Giacomo Durazzo et son épouse
Son petit-fils Girolamo Luigi Francisco Durazzo (1739 – 1809), connu pour avoir été l’unique doge de la République ligurienne (3), d’août 1802 à juin 1805, les fit transporter à Gênes, dans le palais Durazzo, via Balbi (4).

Palais Durazzo à Gênes
En 1893, la collection fut partagée en deux moitiés entre les frères Marcello (1842-1922) et Flavio Ignazio (1849-1925) Durazzo. C’est donc la veuve de Marcello qui fit don de sa demi-collection au collège salésien de San Carlo.

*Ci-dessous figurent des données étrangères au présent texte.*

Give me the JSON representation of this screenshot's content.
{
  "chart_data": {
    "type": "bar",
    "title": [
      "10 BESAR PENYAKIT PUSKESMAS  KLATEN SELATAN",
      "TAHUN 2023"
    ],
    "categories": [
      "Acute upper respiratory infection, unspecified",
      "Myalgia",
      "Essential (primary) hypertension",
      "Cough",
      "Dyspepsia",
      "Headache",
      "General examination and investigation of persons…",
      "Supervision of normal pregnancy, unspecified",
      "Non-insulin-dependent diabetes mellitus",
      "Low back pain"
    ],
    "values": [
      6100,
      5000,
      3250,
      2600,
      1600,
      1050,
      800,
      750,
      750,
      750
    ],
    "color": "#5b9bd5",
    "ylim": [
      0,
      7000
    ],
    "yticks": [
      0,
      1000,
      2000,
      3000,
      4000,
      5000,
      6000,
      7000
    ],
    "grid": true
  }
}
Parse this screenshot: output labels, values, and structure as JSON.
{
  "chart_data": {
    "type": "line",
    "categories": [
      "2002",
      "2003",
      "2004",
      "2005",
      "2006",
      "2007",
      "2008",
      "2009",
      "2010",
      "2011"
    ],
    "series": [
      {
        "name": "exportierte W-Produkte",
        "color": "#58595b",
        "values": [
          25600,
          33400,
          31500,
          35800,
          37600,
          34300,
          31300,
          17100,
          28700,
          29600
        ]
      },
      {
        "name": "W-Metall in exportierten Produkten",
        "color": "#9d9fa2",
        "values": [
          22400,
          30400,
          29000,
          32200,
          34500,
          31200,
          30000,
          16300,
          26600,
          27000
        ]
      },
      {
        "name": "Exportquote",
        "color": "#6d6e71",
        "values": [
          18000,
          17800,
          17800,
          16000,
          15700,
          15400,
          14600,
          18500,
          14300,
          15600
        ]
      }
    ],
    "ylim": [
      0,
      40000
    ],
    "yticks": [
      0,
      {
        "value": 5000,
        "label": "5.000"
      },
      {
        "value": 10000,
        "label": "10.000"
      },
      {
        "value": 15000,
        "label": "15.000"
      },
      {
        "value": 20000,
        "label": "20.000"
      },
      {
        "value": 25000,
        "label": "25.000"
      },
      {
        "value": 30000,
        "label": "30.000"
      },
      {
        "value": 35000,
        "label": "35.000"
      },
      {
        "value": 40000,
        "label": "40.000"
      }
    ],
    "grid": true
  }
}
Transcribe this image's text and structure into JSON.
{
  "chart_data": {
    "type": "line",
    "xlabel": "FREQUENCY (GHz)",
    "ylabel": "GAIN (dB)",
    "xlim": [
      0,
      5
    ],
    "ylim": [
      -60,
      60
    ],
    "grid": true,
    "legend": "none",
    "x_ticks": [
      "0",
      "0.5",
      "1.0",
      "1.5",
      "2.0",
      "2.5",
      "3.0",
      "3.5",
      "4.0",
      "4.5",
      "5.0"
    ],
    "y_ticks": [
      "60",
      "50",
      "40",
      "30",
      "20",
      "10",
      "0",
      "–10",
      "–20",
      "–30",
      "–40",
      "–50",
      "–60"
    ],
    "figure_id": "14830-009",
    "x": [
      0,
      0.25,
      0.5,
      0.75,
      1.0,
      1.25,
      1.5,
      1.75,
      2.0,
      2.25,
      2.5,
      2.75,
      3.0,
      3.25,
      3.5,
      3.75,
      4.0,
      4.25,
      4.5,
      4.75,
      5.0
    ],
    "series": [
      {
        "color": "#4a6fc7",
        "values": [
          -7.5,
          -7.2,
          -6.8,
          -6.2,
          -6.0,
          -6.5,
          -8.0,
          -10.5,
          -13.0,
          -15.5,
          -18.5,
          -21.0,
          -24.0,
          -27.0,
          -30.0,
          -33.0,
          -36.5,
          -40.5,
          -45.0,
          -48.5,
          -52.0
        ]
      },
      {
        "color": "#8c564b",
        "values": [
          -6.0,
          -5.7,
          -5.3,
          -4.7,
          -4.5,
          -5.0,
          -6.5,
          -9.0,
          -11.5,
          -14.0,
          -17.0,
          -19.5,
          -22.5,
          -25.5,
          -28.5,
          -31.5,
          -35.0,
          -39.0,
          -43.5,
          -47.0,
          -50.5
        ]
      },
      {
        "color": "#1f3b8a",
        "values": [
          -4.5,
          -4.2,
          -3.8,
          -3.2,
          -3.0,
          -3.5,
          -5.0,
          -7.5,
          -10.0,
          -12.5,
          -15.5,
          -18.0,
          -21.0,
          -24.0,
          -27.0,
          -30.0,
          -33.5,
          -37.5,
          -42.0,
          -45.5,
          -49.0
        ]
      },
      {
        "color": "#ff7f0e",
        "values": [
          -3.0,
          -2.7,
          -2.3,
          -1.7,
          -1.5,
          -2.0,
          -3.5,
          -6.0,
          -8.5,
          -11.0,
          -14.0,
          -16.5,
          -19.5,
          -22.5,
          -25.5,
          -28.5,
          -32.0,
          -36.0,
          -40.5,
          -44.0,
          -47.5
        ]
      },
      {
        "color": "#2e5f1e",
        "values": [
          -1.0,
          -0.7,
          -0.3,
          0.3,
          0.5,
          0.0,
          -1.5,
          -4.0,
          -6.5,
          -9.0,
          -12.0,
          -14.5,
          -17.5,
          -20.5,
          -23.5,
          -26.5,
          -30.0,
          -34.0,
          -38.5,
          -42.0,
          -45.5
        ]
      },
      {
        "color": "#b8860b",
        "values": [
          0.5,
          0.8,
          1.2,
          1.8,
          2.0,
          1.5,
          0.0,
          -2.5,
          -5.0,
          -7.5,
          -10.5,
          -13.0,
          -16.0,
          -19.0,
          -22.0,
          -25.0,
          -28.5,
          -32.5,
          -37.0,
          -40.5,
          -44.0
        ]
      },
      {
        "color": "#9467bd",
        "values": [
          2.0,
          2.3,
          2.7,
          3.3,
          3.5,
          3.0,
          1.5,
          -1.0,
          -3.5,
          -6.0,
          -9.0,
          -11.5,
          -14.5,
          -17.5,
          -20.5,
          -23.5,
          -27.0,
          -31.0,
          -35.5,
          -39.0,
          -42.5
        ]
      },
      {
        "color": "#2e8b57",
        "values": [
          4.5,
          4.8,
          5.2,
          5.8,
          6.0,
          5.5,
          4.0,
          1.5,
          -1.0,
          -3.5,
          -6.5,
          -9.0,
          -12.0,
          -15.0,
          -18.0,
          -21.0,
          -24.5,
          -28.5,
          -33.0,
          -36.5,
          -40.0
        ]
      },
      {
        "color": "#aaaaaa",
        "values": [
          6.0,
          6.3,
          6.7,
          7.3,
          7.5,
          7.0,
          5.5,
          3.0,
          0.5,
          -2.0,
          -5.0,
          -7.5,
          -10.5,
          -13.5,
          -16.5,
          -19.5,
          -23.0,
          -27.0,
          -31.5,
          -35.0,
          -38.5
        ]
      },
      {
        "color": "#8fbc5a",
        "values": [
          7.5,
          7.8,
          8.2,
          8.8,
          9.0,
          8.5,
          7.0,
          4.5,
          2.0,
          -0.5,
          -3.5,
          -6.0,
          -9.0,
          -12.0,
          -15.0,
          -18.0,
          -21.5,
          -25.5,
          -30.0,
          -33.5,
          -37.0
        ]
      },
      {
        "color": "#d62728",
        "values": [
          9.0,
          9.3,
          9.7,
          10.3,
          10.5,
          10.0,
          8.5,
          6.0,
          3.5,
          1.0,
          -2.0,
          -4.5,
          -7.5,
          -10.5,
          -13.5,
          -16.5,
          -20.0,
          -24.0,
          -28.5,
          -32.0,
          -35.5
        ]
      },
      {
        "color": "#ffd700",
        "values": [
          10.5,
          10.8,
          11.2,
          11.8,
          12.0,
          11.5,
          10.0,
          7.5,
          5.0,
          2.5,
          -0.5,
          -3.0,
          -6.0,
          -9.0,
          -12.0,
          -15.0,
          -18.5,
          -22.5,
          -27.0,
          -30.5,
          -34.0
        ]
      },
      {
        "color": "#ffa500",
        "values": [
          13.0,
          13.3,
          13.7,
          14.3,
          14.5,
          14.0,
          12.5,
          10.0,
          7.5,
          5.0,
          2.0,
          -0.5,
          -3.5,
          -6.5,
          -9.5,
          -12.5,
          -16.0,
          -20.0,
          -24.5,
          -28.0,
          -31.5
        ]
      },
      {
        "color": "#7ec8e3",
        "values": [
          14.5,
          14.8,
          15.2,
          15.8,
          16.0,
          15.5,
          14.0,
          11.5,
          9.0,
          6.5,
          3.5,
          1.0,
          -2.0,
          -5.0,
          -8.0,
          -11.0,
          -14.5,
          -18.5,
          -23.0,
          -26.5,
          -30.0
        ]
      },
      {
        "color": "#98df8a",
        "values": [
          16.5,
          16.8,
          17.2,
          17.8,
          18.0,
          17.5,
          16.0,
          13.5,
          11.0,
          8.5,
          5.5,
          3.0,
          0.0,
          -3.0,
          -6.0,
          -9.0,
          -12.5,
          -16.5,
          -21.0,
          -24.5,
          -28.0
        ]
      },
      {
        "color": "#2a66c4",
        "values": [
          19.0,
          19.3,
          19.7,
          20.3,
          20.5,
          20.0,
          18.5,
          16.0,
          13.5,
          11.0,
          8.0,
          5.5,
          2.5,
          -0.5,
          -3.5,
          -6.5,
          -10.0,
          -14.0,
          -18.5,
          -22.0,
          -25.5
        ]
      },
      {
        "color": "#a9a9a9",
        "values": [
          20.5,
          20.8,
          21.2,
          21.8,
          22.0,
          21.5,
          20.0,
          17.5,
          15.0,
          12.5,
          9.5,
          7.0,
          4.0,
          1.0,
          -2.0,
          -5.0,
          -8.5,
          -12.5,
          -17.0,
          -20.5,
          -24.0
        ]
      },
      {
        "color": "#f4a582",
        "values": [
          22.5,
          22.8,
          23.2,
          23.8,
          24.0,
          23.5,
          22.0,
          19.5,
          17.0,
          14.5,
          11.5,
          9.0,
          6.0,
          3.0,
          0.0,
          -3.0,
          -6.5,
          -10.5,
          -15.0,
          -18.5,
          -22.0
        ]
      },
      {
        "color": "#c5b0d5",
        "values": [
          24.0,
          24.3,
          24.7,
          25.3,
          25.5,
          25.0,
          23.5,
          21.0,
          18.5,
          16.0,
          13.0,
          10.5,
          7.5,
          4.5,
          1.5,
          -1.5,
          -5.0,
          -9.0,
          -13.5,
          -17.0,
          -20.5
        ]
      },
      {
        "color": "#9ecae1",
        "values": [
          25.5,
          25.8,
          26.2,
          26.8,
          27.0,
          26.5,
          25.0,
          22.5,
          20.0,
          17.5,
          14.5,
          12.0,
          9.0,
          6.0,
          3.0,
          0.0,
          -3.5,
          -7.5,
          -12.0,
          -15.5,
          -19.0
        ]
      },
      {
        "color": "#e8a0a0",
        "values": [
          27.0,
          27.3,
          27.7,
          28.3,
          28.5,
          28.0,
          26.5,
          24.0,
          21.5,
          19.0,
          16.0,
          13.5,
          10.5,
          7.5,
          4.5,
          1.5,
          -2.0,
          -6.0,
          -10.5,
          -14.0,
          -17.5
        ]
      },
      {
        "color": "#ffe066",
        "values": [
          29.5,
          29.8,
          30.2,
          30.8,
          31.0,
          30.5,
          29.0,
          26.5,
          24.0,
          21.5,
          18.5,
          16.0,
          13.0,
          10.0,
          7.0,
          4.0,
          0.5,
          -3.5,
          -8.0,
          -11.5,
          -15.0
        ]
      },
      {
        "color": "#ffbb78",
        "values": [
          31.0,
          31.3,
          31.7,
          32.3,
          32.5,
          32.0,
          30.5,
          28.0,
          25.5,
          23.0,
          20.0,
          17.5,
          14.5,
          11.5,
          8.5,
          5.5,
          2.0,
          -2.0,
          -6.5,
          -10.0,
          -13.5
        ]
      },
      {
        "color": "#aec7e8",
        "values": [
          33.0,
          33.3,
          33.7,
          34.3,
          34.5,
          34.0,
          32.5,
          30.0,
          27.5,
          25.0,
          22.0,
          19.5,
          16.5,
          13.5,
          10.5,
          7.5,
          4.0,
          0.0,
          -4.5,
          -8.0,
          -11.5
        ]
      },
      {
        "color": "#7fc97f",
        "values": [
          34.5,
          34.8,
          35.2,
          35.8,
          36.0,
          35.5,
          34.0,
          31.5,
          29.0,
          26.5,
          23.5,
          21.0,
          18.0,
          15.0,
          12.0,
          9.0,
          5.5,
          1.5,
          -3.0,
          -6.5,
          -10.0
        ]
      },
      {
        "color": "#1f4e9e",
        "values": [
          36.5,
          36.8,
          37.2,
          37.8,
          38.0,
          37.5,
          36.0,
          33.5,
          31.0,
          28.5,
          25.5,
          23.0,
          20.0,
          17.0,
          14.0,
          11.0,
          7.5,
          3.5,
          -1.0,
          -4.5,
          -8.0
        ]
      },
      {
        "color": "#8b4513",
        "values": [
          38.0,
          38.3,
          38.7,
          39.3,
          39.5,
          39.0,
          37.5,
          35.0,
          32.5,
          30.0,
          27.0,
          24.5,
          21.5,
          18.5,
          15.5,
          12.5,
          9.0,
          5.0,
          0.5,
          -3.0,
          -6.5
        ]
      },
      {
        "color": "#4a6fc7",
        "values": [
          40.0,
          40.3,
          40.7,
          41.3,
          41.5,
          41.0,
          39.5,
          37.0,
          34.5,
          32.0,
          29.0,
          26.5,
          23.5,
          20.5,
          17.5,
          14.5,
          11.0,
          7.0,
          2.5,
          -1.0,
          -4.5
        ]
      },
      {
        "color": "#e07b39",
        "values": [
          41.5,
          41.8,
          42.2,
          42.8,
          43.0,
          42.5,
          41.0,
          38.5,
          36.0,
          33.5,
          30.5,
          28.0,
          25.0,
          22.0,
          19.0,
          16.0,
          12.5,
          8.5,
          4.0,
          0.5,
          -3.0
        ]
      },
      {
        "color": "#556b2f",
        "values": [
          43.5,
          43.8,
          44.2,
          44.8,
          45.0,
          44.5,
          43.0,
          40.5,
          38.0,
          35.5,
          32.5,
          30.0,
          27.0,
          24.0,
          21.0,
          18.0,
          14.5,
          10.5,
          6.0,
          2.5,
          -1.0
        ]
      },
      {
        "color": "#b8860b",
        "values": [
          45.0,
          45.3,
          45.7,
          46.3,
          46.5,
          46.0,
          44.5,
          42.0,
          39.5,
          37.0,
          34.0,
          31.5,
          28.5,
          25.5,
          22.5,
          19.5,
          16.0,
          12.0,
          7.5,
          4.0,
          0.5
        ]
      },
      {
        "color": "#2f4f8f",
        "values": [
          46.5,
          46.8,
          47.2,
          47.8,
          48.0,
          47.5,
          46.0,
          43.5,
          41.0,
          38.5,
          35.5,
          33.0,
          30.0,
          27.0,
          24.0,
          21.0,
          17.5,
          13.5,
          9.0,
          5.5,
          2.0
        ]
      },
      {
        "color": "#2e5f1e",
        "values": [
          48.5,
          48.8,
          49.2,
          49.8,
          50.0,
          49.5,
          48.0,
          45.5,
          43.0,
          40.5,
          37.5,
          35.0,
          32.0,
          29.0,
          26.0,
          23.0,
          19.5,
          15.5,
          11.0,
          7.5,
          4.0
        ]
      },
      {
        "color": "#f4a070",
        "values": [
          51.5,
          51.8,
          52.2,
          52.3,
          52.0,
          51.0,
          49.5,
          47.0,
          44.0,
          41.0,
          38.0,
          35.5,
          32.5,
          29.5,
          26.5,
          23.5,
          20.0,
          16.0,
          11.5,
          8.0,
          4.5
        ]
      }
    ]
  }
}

Le fonds Foa compte 87 manuscrits et 66 oeuvres imprimées, le fonds Giordano 167 manuscrits et 145 oeuvres imprimées. Les 27 volumes vivaldiens comprennent 8 consacrés aux concertos, 5 à la musique sacrée, 2 aux cantates, et 12 aux oeuvres théâtrales.

 

(*) pensionnat fondé en 1864 par San Giovanni Bosco, tenu par des prêtres de Saint-François-de-Sales

(*) située à peu près à égale distance de Turin, Gênes et Milan

(*) la République ligurienne avait été créée par Bonaparte en 1797 pour succéder à la République de Gênes. Elle fut annexée à l’Empire en 1805.

(*) actuel Palazzo Reale, ainsi appelé pour avoir été acquis en 1823 par Charles-Félix de Savoie, à la suite de la l’annexion de l’ex-République de Gênes, en 1815, par le Royaume Sarde.